VACo opposed SB 324 (Roem), which is an unfunded mandate bill and would allow every citizen of the Commonwealth, and representative of newspapers and magazines with circulation in the Commonwealth, and media in or into the Commonwealth, to make four free two-hour FOIA requests per 31 consecutive days.  Then after the 8 free hours per person, per month, the highest rate that a locality could charge is $33/hour unless they successfully petition the court for a higher fee.

VACo opposed this bill in Senate General laws and Technology Committee and was told by the Chair of the Committee to engage in negotiations with the patron over the next week. A meeting was held with a number of stakeholders which included VACo, VML, the Attorney Generals’ office, the Sheriff’s Association, the Coalition for Open Government, and the Press Association.

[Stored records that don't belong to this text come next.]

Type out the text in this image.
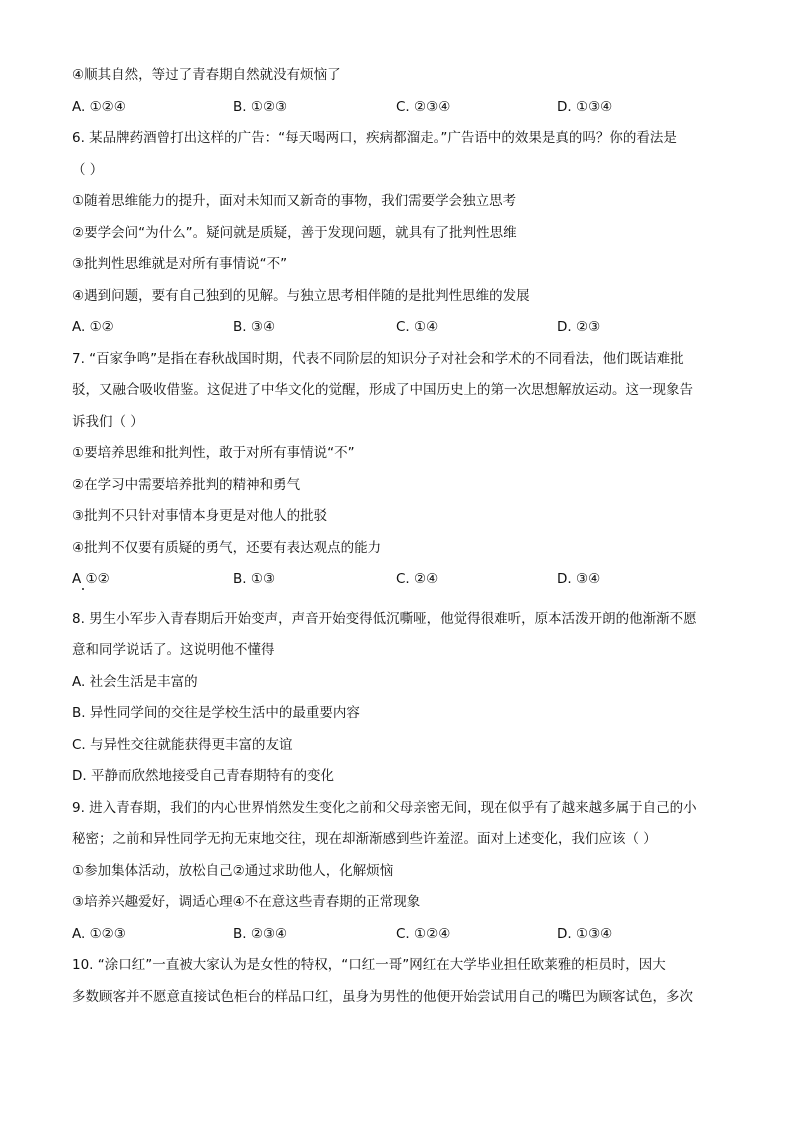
④顺其自然，等过了青春期自然就没有烦恼了
A. ①②④	B. ①②③	C. ②③④	D. ①③④
6. 某品牌药酒曾打出这样的广告：“每天喝两口，疾病都溜走。”广告语中的效果是真的吗？你的看法是
（ ）
①随着思维能力的提升，面对未知而又新奇的事物，我们需要学会独立思考
②要学会问“为什么”。疑问就是质疑，善于发现问题，就具有了批判性思维
③批判性思维就是对所有事情说“不”
④遇到问题，要有自己独到的见解。与独立思考相伴随的是批判性思维的发展
A. ①②	B. ③④	C. ①④	D. ②③
7. “百家争鸣”是指在春秋战国时期，代表不同阶层的知识分子对社会和学术的不同看法，他们既诘难批
驳，又融合吸收借鉴。这促进了中华文化的觉醒，形成了中国历史上的第一次思想解放运动。这一现象告
诉我们（ ）
①要培养思维和批判性，敢于对所有事情说“不”
②在学习中需要培养批判的精神和勇气
③批判不只针对事情本身更是对他人的批驳
④批判不仅要有质疑的勇气，还要有表达观点的能力
A ①②	B. ①③	C. ②④	D. ③④
8. 男生小军步入青春期后开始变声，声音开始变得低沉嘶哑，他觉得很难听，原本活泼开朗的他渐渐不愿
意和同学说话了。这说明他不懂得
A. 社会生活是丰富的
B. 异性同学间的交往是学校生活中的最重要内容
C. 与异性交往就能获得更丰富的友谊
D. 平静而欣然地接受自己青春期特有的变化
9. 进入青春期，我们的内心世界悄然发生变化之前和父母亲密无间，现在似乎有了越来越多属于自己的小
秘密；之前和异性同学无拘无束地交往，现在却渐渐感到些许羞涩。面对上述变化，我们应该（ ）
①参加集体活动，放松自己②通过求助他人，化解烦恼
③培养兴趣爱好，调适心理④不在意这些青春期的正常现象
A. ①②③	B. ②③④	C. ①②④	D. ①③④
10. “涂口红”一直被大家认为是女性的特权，“口红一哥”网红在大学毕业担任欧莱雅的柜员时，因大
多数顾客并不愿意直接试色柜台的样品口红，虽身为男性的他便开始尝试用自己的嘴巴为顾客试色，多次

After the meeting, the patron offered a substitute at the January 24 Senate Local Government Committee Meeting, which passed unanimously. The substitute included provisions for one free hour per calendar year for each person, a cap of $40 per hour and some language providing an exception for legal review by public bodies and requires the collection of data by public bodies for any request that takes over 30 minutes. In addition, the bill expires on July 1, 2025, and incorporates a provision for a study of FOIA fees to be completed by November 30, 2024. This bill is headed to the Senate Finance Committee next.

VACo supports SB 244 (McPike) and HB 816 (Cherry), which seek to validate otherwise lawful actions taken by a public body using electronic communication means occurring from March 20, 2020, until July 1, 2021, with respect to FOIA if the body provided public notice, public access, and public comment commensurate with the requirements of existing FOIA provisions regarding electronic and closed meetings.

VACo supports SB 36 (Locke) and HB 818 (Cherry), which amend the definition of “meeting” as it relates to the Virginia Freedom of Information Act (FOIA) to clarify that a gathering of two or more members of a public body is not a meeting if there is no discussion or transaction of any public business as defined in the bill, by the members of the public body and that certain educational trainings are not meetings subject to FOIA. The bill is in response to the decision of the Supreme Court of Virginia in Gloss v. Wheeler (2023) and is a recommendation of the Virginia Freedom of Information Advisory Council.

HB 671 (Frietas) adds to the definition of “public body” any organization, corporation, or agency that received more than 50 percent of its annual revenue, within any of the three preceding years, from public funds. VACo opposed this bill which was struck from the docket.

VACo supports HB 894 (Bennett-Parker) and SB 734 (Marsden), which provide that except for local governing bodies, local school boards, planning commissions, architectural review boards, zoning appeals boards, and boards with the authority to deny, revoke, or suspend a professional or occupational license, any public body may hold all-virtual public meetings 2 times per year or no more than 50% of the meeting  whichever is greater, provided that they have an electronic meeting policy in place.  Previously, the limit was 25%.